L'estremo sacrificio e la violenza
Francesco Germinario
Asterios, 543 pp., 39 euro
L’ultimo ponderoso lavoro di Francesco Germinario (L’estremo sacrificio e la violenza. Il mito politico della morte nella destra rivoluzionaria del Novecento, edito da Asterios) tenta di sintetizzare gli esiti storiografici più maturi sulla genesi del pensiero nazionalrivoluzionario novecentesco (si pensi a George L. Mosse e al nostro Emilio Gentile), concentrandosi sul tema politico della morte. Lo studioso pugliese, interessato da sempre alla formazione dell’estremismo politico e al precipitato della violenza, individua come termine di partenza la Rivoluzione francese (cioè gli esiti politici dell’Illuminismo) e il dibattito in seno al pensiero conservatore.
La scelta cronologica è rilevante nell’intera economia del saggio: la tesi, infatti, è che il mito politico della morte non sarebbe altro che l’esito disperato e attivistico di fronte alla soverchiante ragione sperimentale illuministica (edonismo borghese, taglio netto con qualsiasi dimensione trascendente). Da questo punto di vista, Germinario non è particolarmente originale. Più interessante è, invece, la scelta degli autori e le modalità con cui è stato sviscerato il tema della morte.
La prima parte del volume è dedicata alle origini del mito politico da De Maistre sino a Barrès, passando da Donoso Cortés e Gobineau: mentre i pensatori cristiani tentano di ridimensionare la ragione illuministica enfatizzando la finitezza umana, gli sradicati à la Barrès puntano piuttosto all’esigenza del ricordo, alla ricostruzione di un legame con la propria comunità di destino. La seconda parte si colloca dopo la Prima guerra mondiale e lo fa attraverso tre personaggi: Jünger, Spengler e Solomon. Lo spartiacque della guerra ha contribuito a elaborare il concetto tragico di “destino”, tinto di venature ermetiche, pessimistiche e nichilistiche: l’oblio della morte ha tolto ogni senso dalla vita.
La terza parte ci porta nell’Italia fascista, in particolare nello squadrismo, che l’autore analizza ricorrendo ai testi delle canzoni e al rito funerario. Questa sezione, che contiene intuizioni psicosociali sul rapporto fra nazione e virilità, mette in mostra la discontinuità con i coevi autori germanici: l’ottimismo della gioventù fascista è legato al primato dell’azione quale base di partenza per il dominio del futuro.

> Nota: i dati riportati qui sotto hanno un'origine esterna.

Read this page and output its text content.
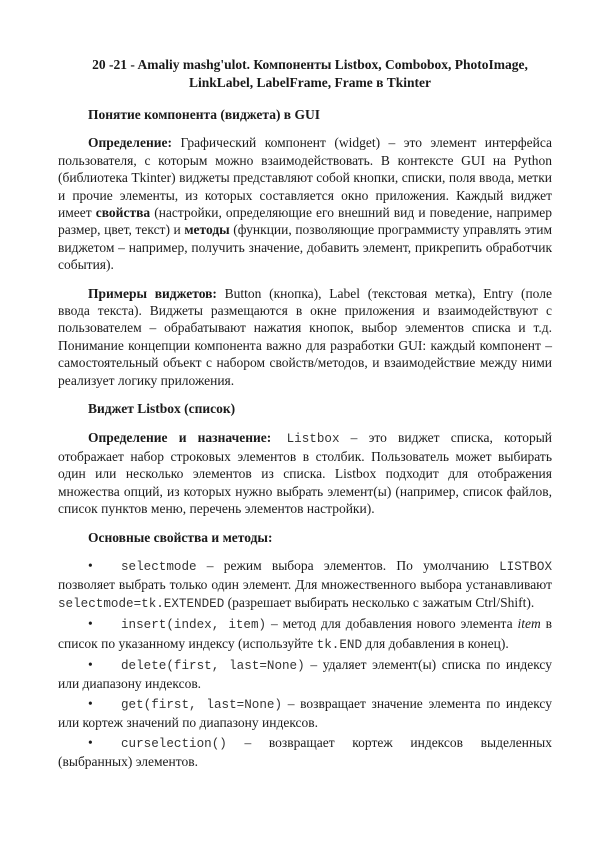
20 -21 - Amaliy mashg'ulot. Компоненты Listbox, Combobox, PhotoImage,
LinkLabel, LabelFrame, Frame в Tkinter
Понятие компонента (виджета) в GUI

Определение: Графический компонент (widget) – это элемент интерфейса пользователя, с которым можно взаимодействовать. В контексте GUI на Python (библиотека Tkinter) виджеты представляют собой кнопки, списки, поля ввода, метки и прочие элементы, из которых составляется окно приложения. Каждый виджет имеет свойства (настройки, определяющие его внешний вид и поведение, например размер, цвет, текст) и методы (функции, позволяющие программисту управлять этим виджетом – например, получить значение, добавить элемент, прикрепить обработчик события).

Примеры виджетов: Button (кнопка), Label (текстовая метка), Entry (поле ввода текста). Виджеты размещаются в окне приложения и взаимодействуют с пользователем – обрабатывают нажатия кнопок, выбор элементов списка и т.д. Понимание концепции компонента важно для разработки GUI: каждый компонент – самостоятельный объект с набором свойств/методов, и взаимодействие между ними реализует логику приложения.

Виджет Listbox (список)

Определение и назначение: Listbox – это виджет списка, который отображает набор строковых элементов в столбик. Пользователь может выбирать один или несколько элементов из списка. Listbox подходит для отображения множества опций, из которых нужно выбрать элемент(ы) (например, список файлов, список пунктов меню, перечень элементов настройки).

Основные свойства и методы:
• selectmode – режим выбора элементов. По умолчанию LISTBOX позволяет выбрать только один элемент. Для множественного выбора устанавливают selectmode=tk.EXTENDED (разрешает выбирать несколько с зажатым Ctrl/Shift).
• insert(index, item) – метод для добавления нового элемента item в список по указанному индексу (используйте tk.END для добавления в конец).
• delete(first, last=None) – удаляет элемент(ы) списка по индексу или диапазону индексов.
• get(first, last=None) – возвращает значение элемента по индексу или кортеж значений по диапазону индексов.
• curselection() – возвращает кортеж индексов выделенных (выбранных) элементов.
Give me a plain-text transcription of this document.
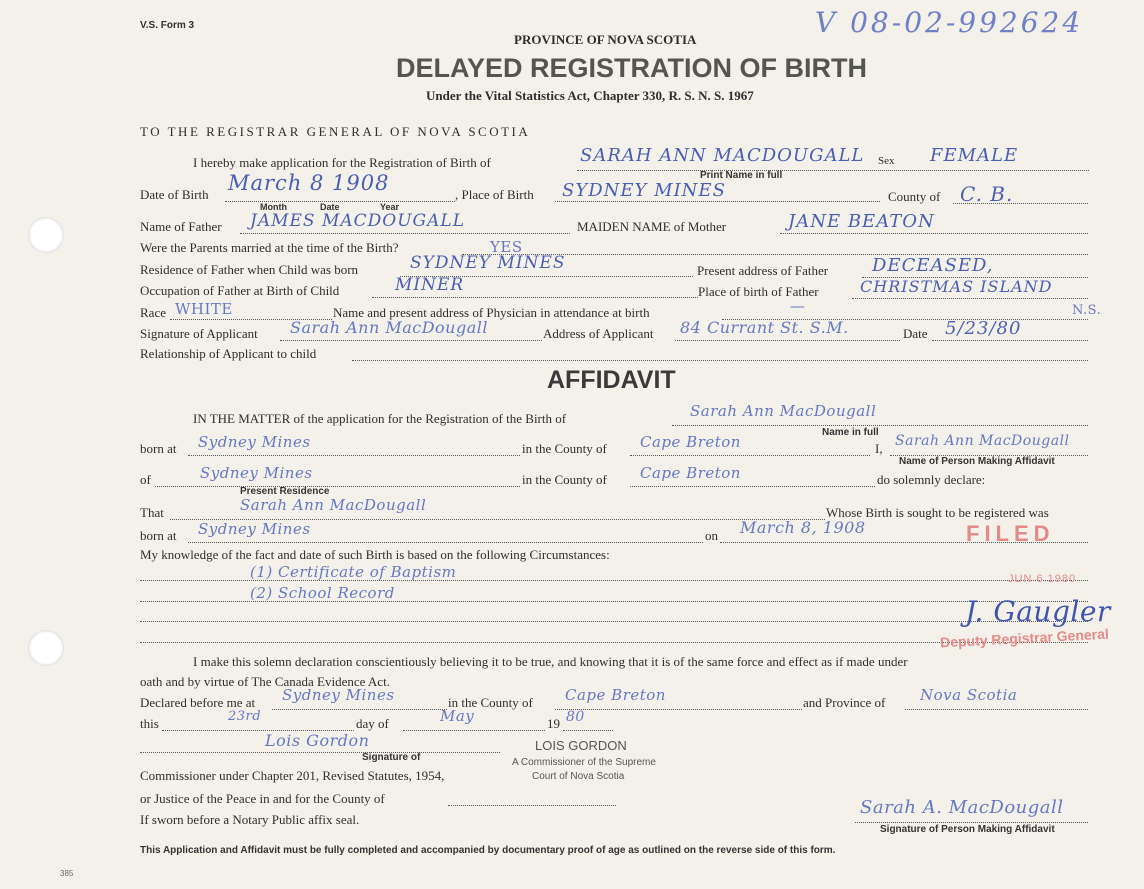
V.S. Form 3	V 08-02-992624
PROVINCE OF NOVA SCOTIA
DELAYED REGISTRATION OF BIRTH
Under the Vital Statistics Act, Chapter 330, R. S. N. S. 1967
TO THE REGISTRAR GENERAL OF NOVA SCOTIA
I hereby make application for the Registration of Birth of	SARAH ANN MACDOUGALL
Print Name in full
Sex FEMALE
Date of Birth March 8 1908
Month	Date	Year
, Place of Birth SYDNEY MINES	County of C. B.
Name of Father JAMES MACDOUGALL	MAIDEN NAME of Mother	JANE BEATON
Were the Parents married at the time of the Birth?	YES
Residence of Father when Child was born	SYDNEY MINES	Present address of Father DECEASED,
Occupation of Father at Birth of Child	MINER	Place of birth of Father	CHRISTMAS ISLAND
Race WHITE	Name and present address of Physician in attendance at birth	—	N.S.
Signature of Applicant Sarah Ann MacDougall	Address of Applicant 84 Currant St. S.M.	Date 5/23/80
Relationship of Applicant to child
AFFIDAVIT
IN THE MATTER of the application for the Registration of the Birth of	Sarah Ann MacDougall
Name in full
born at Sydney Mines	in the County of Cape Breton	I, Sarah Ann MacDougall
Name of Person Making Affidavit
of	Sydney Mines	in the County of Cape Breton	do solemnly declare:
Present Residence
That	Sarah Ann MacDougall	Whose Birth is sought to be registered was
born at Sydney Mines	on March 8, 1908
My knowledge of the fact and date of such Birth is based on the following Circumstances:
(1) Certificate of Baptism
(2) School Record
I make this solemn declaration conscientiously believing it to be true, and knowing that it is of the same force and effect as if made under
oath and by virtue of The Canada Evidence Act.
Declared before me at Sydney Mines	in the County of Cape Breton	and Province of Nova Scotia
this	23rd	day of	May	19 80
Lois Gordon
Signature of
LOIS GORDON
A Commissioner of the Supreme
Court of Nova Scotia
Commissioner under Chapter 201, Revised Statutes, 1954,
or Justice of the Peace in and for the County of
If sworn before a Notary Public affix seal.
Sarah A. MacDougall
Signature of Person Making Affidavit
FILED
JUN 6 1980
J. Gaugler
Deputy Registrar General
This Application and Affidavit must be fully completed and accompanied by documentary proof of age as outlined on the reverse side of this form.
385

La quarta parte è dedicata alla Legione dell’Arcangelo Michele, formazione nazionalrivoluzionaria romena guidata da Codreanu, che declina in termini mistico-religiosi il tema della morte.
Il quadro della destra nazionalrivoluzionaria si chiude con la vigilia della Seconda guerra mondiale. Dopo la guerra è un’altra storia, forse. Usiamo appositamente quest’avverbio perché non riteniamo affatto che il discorso possa dirsi concluso. Il paradosso più volte sottolineato da Germinario – e che ci sembra forse l’intuizione più perspicace – consiste nell’enfatizzare come la necrofilia, il tanatocentrismo ecc. non vadano letti come mere forme di nichilismo autodistruttivo, ma piuttosto quale l’unica modalità in grado di restituire senso, continuità e individualità all’uomo moderno.
Se non c’è amore senza morte, non c’è nemmeno una vita degna di essere vissuta che non si confronti con la propria fine e il proprio fine. Forse questo ci permette di capire l’appeal di certe forme di “terrore” fra i giovani, derubricate spesso come espressioni di menti alienate, deviate, dissociate, emarginate.